## 1. Introduction

[2] The atmospheric boundary layer is the region of the atmosphere closest to the surface of the Earth and directly impacted by the surface fluxes of momentum, sensible heat, water vapor, and several gases of interest in air pollution and biogeochemical studies [*Brutsaert*, 1982; *Stull*, 1988; *Garratt*, 1994; *Seinfeld and Pandis*, 1998]. Therefore, the connection between the ABL features and the regional, or basin-wide, surface fluxes is evident: understanding the ABL is essential for identifying the relevant scales of most hydrological problems; to decide which processes to represent explicitly, and which to parameterize, and more generally for improving our hydrological models, as made clear by *Brutsaert* [1986].

[3] Most of the time, the ABL is turbulent, particularly in the case of the convective, daytime boundary layer, when the surface fluxes are largest. Then, prompted by the practical needs of hydrology, one is naturally drawn into studying ABL turbulence, a situation not unlike many other cases where engineering demands motivated the advancement of fluid mechanics. The archetypal flow is the turbulent boundary layer (originally studied for pipes and channels, see, e.g., *Darrigol* [2005]), which not only gives the name to the ABL but is the starting point for many concepts that prove fruitful also for atmospheric turbulence.

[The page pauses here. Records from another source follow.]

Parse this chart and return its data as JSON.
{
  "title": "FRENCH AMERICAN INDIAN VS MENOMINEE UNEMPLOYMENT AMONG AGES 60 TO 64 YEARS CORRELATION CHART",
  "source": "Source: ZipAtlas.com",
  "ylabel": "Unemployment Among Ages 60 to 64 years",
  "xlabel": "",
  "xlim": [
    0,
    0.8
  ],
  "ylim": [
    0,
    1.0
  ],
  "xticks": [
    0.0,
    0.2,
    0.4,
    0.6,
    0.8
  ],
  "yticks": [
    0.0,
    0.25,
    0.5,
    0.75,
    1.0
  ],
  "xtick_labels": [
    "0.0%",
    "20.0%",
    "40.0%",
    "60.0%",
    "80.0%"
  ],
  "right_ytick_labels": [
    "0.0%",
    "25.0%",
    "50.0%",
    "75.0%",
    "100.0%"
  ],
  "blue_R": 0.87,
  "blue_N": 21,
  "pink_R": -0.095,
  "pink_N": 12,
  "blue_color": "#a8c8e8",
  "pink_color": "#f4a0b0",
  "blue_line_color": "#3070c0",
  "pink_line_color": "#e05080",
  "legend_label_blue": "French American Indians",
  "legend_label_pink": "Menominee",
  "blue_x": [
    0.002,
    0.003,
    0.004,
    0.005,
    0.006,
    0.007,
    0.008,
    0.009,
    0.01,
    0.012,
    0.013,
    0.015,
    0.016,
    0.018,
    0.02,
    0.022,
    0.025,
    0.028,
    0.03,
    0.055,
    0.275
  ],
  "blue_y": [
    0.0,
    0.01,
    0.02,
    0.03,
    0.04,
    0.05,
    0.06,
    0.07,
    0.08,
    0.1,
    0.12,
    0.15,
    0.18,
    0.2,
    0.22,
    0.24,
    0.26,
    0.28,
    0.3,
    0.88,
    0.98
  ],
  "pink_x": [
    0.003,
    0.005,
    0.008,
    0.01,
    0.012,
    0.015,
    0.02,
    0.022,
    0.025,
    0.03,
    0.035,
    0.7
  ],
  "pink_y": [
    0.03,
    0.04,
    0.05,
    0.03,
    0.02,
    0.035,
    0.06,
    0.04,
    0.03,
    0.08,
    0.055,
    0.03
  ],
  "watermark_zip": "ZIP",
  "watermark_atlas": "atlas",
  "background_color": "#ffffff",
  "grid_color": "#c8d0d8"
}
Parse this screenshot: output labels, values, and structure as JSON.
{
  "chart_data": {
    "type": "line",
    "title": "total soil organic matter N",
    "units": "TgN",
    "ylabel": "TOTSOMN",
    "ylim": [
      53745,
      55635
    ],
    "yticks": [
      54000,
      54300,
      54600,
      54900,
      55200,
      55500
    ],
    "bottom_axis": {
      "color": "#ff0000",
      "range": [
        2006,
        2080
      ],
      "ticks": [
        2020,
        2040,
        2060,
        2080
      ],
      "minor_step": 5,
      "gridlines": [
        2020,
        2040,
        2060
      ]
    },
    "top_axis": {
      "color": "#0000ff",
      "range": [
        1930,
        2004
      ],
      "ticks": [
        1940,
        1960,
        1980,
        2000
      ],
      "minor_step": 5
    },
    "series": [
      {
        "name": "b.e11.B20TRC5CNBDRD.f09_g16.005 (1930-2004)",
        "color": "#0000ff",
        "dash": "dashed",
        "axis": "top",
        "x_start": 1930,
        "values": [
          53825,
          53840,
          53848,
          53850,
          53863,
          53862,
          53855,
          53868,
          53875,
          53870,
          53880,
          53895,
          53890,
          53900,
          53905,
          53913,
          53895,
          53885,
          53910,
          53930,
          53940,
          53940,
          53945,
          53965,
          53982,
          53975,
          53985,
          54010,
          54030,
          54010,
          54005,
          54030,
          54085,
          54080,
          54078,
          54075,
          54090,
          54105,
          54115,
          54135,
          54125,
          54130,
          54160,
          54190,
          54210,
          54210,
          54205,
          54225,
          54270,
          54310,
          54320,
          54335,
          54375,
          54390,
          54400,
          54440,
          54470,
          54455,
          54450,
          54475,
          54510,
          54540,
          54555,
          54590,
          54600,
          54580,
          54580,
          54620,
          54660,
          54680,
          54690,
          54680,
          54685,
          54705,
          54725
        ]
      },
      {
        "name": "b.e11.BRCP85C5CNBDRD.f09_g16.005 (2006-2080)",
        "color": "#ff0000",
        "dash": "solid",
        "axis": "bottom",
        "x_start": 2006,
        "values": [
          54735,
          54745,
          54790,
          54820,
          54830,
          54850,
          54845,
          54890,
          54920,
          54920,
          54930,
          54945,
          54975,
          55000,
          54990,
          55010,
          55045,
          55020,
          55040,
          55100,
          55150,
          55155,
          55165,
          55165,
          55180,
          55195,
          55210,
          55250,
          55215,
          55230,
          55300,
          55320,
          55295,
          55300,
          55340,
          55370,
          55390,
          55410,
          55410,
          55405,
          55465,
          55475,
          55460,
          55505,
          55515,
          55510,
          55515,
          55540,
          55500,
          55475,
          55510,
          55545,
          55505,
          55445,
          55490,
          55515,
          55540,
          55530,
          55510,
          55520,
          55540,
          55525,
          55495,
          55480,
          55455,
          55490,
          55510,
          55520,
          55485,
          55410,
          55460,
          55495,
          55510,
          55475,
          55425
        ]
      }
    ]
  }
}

[4] As it happens with many researchers, the approaches used by Wilfried Brutsaert and his collaborators to a better understanding of atmospheric turbulence that we will be reviewing here follow many of the early paths taken by fluid dynamicists to study turbulent flows. At the same time, however, they added substantial improvements as these approaches needed adaptation to the particularities of the ABL: its inherent nonstationarity, the surface geometry imposed by nature, the surface spatial inhomogeneities, the effects of buoyancy, and many other facets, all required a concerted effort to adapt, and sometimes create, the concepts needed to model ABL turbulence.

[5] The focus of the present work is atmospheric turbulence itself. Thus, in section 2, we review the results derived from semi-emipircal, or K-theory, for the behavior of surfaces ranging from evaporating pans to natural lakes, as well as insights on the form of the turbulent diffusivity tensor itself. In section 3, we review contributions to the parameterization of scalar mass and heat-transfer coefficients with the identification of scalar roughnesses different from those for momentum. Section 4 gives a brief overview of results concerning the relative importance and direct dissipative effects of longwave radiation in ABL turbulence. Section 5 deals with results for the stable surface layer and section 6 with the important issue of how different the turbulent transport characteristics of two scalars are. In a sense, this is a development of the ideas started with the so-called Reynolds' analogy [*Reynolds*, 1900] to the study of turbulent transfer of different scalars. Section 7 then deals with results for the convective boundary layer and its interface with the top of the surface layer where local free convective conditions prevail. They are also related to drag, mass, and heat transfer equations for turbulent flow in pipes and channels, as well as by the matching techniques developed for the turbulent boundary layer, starting with *Milikan* [1938]. Some brief concluding remarks are given in section 8.